Balasnya, dengan agak sedikit membentak -- hal yang selalu dia lakukan padaku sekarang.

Bingung bercampur agak kesal tercampur dalam hatiku. Dia tahu aku malam-malam pergi ke warnet hanya untuk mengerjakannya, aku sudah mengerjakannya. Tapi tetap saja dia bersikeras membuatkan padaku. Aku tahu maksudnya baik, tapi aku menyayangkan usahaku yang sudah bersusah payah itu. Tapi aku akan kumpulkan yang telah dia kerjakan untukku. Aku tidak akan menyayangkan usaha sahabatku hanya karena aku memikirkan usahaku sendiri. Tapi, masih larut dalam ketidakpuasan, spontan ketika dia membentak padaku seperti itu aku mencak-mencak.

"Jutek banget sih"

Memang tidak terlalu keras, tapi aku yakin dia tidak tuli seperti aku. Aku yakin 1000% dia mendengarnya. Setelah itu, aku terus-terusan tak enak hati padanya. Mau berkata maaf padanya, yang ada dia hanya akan bersikap dingin dan membuatku semakin bingung untuk mengetahui cara meminta maaf.

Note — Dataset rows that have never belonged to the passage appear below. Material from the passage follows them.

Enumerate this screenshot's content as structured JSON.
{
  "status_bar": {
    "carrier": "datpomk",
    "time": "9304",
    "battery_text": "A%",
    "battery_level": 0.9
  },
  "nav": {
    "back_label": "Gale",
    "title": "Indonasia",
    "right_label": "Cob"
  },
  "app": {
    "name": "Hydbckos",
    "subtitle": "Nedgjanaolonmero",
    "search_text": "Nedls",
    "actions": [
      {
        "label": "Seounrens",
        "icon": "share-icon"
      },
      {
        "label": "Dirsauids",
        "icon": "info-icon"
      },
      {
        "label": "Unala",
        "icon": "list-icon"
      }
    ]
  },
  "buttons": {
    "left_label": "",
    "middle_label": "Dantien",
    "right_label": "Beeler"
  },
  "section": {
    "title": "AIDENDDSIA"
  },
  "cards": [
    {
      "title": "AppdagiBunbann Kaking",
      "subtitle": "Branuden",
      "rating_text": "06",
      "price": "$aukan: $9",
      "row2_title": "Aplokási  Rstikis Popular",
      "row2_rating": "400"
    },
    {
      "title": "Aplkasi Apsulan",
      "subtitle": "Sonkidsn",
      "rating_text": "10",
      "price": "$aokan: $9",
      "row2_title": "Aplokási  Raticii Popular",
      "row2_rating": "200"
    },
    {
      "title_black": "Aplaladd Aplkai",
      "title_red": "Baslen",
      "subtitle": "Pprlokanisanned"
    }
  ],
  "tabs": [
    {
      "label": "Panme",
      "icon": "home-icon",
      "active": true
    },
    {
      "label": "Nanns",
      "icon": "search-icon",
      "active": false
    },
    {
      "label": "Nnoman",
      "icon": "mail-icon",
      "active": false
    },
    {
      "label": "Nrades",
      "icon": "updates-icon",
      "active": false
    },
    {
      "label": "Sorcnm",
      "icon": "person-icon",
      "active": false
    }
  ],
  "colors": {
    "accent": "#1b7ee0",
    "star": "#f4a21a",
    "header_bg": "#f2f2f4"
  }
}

Dia memang tidak setia kawan mungkin. Cerita hidupnya yang lalu juga menunjukkan seperti itu, bukan hanya kali ini saja. Tapi dia punya hati. Dia baik. Terlalu baik. Sampai-sampai aku tidak tahu harus bagaimana. Aku ingin tidak terlalu dekat lagi dengannya, karena dia hanya akan bersikap sensi dan dingin padaku, dan membuatku seolah-olah tidak pantas untuk dianggap. Tapi aku tidak bisa memusuhi orang sebaik dia. Pada dasarnya aku tidak pernah bisa menjauhi orang yang oernah jadi teman baikku. Aku bingung. Sungguh bingung. Dekat dengannya hanya akan menyusahkannya karena sifatku yang ceroboh. Tapi menjauhinya aku juga bingung. Karena sifatku yang terlalu menjunjung tinggi persahabatan dan hanya mengenal kata mendekat, tanpa mengenal kata menjauh dalam kamus bahasaku.